In the weeks that followed, thousands of women took to the streets around the country demanding greater action to end gender-based violence and inequality.
The summit, which technically began last week with a series of private roundtables, has been described by the government as both the “cornerstone” and “culmination” of consultation for the next national plan, but some are sceptical the event will deliver any meaningful outcomes.
The existing 12-year strategy to reduce violence against women and their children was drawn up more than a decade ago and has almost run its course.
First unveiled by the Gillard government in 2011, the plan was designed to coordinate state and federal policies, with the goal of making a “significant and sustained reduction” in family, domestic and sexual violence.
It will lapse in June 2022 and the government is currently drafting a new 10-year plan to “end” violence.
What do people hope will come from the summit?
More than 100 health experts and community leaders have penned a letter calling for “bold, focused and courageous” action to make Australia safer for women and children.
The ideas being put forward are not necessarily new, but they do require political will, according to Sally Stevenson, the general manager of the Illawarra Women’s Health Centre.
“We’ve learned through decades of experience what is necessary. Give us the money, give us the support, allow us to do our jobs, and we will change things,” she said.
“We really need to reframe the way we think about violence against women, we need to understand that it’s men’s violence against women, and that is supported by a culture of patriarchy and toxic masculinity.”
On average, one woman a week is killed by her current or former partner in Australia and approximately one quarter of women have experienced at least one incident of violence by an intimate partner.
The letter calls on all levels of government to set a target to reduce current rates of domestic and family violence by 80 per cent by 2031.
To achieve that change, the group wants 20 “women’s trauma recovery centres” to be set up to offer “one-stop wrap-around” health and legal services to women traumatised by violence.

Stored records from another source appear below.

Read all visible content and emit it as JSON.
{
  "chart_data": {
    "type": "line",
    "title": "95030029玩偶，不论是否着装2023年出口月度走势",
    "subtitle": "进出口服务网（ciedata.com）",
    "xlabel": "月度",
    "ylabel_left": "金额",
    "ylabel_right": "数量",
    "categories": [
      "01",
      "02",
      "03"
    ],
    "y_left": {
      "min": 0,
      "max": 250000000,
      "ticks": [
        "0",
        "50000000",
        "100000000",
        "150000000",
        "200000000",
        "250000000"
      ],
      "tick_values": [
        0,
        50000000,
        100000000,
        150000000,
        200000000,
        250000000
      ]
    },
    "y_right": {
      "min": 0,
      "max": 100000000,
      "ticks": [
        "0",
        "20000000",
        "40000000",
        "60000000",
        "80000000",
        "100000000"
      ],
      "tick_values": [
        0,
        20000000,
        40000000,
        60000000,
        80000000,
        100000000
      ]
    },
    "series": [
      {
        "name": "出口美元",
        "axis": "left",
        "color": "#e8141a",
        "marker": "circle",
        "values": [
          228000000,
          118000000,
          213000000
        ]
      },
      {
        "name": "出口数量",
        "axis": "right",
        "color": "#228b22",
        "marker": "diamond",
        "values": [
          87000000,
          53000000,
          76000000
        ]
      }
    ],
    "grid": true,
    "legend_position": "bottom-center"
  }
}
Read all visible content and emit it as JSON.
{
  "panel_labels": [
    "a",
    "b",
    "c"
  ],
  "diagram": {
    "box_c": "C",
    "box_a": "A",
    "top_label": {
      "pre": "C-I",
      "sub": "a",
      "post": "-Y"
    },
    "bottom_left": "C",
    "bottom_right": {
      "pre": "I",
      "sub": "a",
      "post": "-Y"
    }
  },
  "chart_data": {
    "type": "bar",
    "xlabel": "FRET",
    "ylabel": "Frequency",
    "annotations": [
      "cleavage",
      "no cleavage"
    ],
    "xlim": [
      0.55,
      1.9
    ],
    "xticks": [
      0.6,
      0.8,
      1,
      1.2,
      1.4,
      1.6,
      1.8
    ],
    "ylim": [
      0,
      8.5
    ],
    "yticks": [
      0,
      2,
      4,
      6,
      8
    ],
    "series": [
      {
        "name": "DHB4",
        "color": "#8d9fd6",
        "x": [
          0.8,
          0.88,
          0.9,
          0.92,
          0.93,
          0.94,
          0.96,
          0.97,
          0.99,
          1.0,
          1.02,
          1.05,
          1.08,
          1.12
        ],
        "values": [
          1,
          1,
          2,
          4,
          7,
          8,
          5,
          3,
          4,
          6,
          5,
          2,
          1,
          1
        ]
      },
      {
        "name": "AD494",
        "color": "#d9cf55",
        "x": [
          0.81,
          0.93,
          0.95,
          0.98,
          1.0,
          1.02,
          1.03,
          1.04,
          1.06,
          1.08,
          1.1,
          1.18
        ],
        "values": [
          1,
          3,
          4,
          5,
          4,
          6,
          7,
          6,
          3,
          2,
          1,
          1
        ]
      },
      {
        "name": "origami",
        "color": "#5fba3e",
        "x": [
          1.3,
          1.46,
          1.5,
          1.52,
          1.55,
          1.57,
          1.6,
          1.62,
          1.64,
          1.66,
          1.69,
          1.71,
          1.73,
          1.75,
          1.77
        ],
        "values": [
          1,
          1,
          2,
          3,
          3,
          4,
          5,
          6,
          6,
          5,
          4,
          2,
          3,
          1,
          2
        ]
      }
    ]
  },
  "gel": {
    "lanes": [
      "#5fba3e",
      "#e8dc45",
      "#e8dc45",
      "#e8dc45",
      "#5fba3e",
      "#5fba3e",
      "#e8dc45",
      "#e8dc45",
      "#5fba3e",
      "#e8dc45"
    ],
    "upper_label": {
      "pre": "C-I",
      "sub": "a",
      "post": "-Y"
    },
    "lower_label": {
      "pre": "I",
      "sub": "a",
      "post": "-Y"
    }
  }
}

Other demands include building more safe housing, funding a victim-survivors expert peak body to co-design policy, and undertaking a national study to delve deeper into perpetrator behaviour.
What about Aboriginal and Torres Strait Islander women?
Aboriginal and Torres Strait Islander women are 11 times more likely to die from assault, and 32 times more likely to be hospitalised from family violence, with higher rates of violence linked to intergenerational trauma, colonisation, and racism.
Earlier this year the federal government established a 13-member Aboriginal and Torres Strait Islander advisory council to inform the next plan and develop “community-led solutions to on-the-ground challenges”.
Antoinette Braybrook is the CEO of Djirra, an Aboriginal Community Controlled Organisation which works to prevent family violence.
Along with other leaders, she has been campaigning for a separate dedicated plan to address the disproportionately high rates of violence faced by Aboriginal women.
“We become invisible under a mainstream plan, it also does not cater for the diversity amongst our people and our communities,” she said.
Ms Braybrook said self-determination must be a top priority.
“The mere fact that a mainstream service exists in an urban area doesn’t mean our women will feel safe or our people will feel safe accessing that mainstream service,” she said.
“There needs to be a commitment to investing into culturally safe Aboriginal community-controlled specialist organisations, not just for our women, but also for our men who use violence against women, also for children.”
What did the previous National Plan achieve?
A parliamentary inquiry earlier this year found that “the rates of family, domestic and sexual violence has not decreased over the life of the National Plan, and the rate of sexual violence is in fact increasing”.
“The stark reality is that all Australian governments have much more work to do in preventing family domestic and sexual violence,” the report stated.
CEO of Rape and Domestic Violence Services, Hayley Foster, said the previous plan had some major shortcomings.
“It was very light on addressing the intersectional issues, the issues impacting people from non-English speaking backgrounds, our First Nations people, people with disability,” she said.
However, she listed 1800RESPECT, violence prevention body Our Watch, and the Australian National Research organisation for Women’s Safety (ANROWS) as “key wins”.
“Some really good infrastructure has been put in place, but I guess what we’re hoping from this plan now is to is to build on that,” she said.